For a second look at the copied files i would also do a cksum on all files and compare the sorted output from source and target.

Kind regards

Stefan

BTW: Happy New Year
No Mouse found. System halted. Press Mousebutton to continue.
Eric Raeburn
Trusted Contributor

Re: Verify data move

I agree cksum(1) is the only really reliable method. But to save time and network bandwidth, I'd do it like this:

1. On the source system, do:

find -type f -exec cksum {} \+ > /tmp/cksum.out

2. tar and gzip the data, copy to the target system, gunzip and untar.

3. Do the find(1) command in step 1 on the target system.
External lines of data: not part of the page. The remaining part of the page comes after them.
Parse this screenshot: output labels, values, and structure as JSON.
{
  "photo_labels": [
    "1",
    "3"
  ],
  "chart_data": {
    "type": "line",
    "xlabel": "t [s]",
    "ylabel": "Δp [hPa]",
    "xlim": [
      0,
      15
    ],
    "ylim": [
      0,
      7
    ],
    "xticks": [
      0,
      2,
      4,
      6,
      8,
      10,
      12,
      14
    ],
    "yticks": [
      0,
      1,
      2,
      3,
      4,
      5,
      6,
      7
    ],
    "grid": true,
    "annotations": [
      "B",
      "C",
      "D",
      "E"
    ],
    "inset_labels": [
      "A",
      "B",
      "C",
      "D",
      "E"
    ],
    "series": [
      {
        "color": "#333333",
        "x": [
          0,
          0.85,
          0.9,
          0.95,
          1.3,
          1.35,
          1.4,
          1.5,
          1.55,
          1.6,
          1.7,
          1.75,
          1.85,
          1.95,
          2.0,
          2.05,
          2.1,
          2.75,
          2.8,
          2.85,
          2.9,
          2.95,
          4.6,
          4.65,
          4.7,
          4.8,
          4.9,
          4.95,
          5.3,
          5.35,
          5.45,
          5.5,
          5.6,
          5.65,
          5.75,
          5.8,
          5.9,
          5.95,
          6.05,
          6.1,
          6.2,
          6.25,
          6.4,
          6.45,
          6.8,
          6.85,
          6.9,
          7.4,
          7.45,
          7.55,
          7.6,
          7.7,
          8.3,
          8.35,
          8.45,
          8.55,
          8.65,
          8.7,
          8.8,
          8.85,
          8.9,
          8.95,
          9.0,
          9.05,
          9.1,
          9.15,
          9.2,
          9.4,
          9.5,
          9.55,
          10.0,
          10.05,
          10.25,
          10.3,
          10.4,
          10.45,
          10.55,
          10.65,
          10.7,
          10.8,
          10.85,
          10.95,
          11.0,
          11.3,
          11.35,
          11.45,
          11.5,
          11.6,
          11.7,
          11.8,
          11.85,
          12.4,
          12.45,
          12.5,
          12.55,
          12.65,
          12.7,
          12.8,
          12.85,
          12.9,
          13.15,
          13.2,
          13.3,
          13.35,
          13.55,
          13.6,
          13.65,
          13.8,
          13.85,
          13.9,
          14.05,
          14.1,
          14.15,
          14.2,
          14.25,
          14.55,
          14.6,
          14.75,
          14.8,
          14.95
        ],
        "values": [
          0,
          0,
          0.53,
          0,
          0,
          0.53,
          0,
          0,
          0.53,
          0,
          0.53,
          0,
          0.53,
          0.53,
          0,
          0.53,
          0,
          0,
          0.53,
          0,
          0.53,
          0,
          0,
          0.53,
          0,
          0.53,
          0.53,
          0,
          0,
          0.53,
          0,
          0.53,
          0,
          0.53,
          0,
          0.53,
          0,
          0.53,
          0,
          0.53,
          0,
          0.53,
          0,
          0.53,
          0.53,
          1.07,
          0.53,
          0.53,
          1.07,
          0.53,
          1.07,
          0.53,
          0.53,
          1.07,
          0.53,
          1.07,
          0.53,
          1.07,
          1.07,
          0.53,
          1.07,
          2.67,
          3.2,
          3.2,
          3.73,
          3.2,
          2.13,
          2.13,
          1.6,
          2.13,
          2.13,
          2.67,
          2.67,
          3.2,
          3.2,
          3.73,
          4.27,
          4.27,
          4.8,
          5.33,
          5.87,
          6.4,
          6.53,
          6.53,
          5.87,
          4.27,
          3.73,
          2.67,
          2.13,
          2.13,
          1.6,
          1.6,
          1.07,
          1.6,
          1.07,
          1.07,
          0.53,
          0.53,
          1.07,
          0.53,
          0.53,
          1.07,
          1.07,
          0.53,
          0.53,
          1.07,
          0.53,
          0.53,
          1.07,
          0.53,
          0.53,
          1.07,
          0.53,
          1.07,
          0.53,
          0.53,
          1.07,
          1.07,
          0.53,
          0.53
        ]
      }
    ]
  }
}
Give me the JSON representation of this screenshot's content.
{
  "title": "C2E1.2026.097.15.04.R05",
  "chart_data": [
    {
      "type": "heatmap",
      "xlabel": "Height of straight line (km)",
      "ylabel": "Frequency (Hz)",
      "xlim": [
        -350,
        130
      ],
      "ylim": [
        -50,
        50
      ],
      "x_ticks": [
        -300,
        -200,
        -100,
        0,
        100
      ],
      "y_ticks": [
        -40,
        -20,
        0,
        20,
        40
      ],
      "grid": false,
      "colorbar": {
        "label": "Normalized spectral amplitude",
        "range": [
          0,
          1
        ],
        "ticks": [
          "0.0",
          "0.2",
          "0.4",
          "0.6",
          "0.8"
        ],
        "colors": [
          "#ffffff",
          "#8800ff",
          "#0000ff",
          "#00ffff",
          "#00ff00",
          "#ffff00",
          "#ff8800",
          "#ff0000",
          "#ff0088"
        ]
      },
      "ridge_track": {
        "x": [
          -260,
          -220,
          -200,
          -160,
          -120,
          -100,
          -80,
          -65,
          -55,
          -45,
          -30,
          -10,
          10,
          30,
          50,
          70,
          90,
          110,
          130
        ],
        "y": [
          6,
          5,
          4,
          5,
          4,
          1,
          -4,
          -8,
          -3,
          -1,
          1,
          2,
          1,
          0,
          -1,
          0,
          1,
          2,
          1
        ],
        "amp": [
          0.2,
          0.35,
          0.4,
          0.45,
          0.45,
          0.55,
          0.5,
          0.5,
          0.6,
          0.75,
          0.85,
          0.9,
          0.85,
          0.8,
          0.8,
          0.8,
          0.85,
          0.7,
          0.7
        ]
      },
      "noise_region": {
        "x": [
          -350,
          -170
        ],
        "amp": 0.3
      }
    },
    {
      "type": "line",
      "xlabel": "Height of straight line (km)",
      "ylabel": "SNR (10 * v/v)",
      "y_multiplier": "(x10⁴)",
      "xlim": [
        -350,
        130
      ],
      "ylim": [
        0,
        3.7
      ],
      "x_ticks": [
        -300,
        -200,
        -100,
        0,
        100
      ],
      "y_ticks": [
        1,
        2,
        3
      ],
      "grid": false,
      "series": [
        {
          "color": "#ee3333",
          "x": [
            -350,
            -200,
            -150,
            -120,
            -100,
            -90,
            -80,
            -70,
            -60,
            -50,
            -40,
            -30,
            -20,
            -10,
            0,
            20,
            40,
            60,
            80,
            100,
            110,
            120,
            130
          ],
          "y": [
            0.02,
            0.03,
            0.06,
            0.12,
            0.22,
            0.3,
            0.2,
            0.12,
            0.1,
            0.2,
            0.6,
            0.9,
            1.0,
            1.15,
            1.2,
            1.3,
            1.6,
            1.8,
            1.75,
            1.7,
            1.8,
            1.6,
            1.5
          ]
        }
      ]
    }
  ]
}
4. Finally, do a cksum of the two /tmp/cksum.out files on the two systems. They should be identical. If they are not, move one to the other system (with a new name) and do a diff to see which files got corrupted.

-Eric
Florian Heigl (new acc)
Honored Contributor

Re: Verify data move

please just start using rsync,
it does the checksumming on the fly which provides FAR better performance especially when handling large files or file sets.

in Your case I'd do:
rsync -arHlS HUNDX hpdxha:data2/concordx/

rsync is available in the HP-UX Internet Express.
yesterday I stood at the edge. Today I'm one step ahead.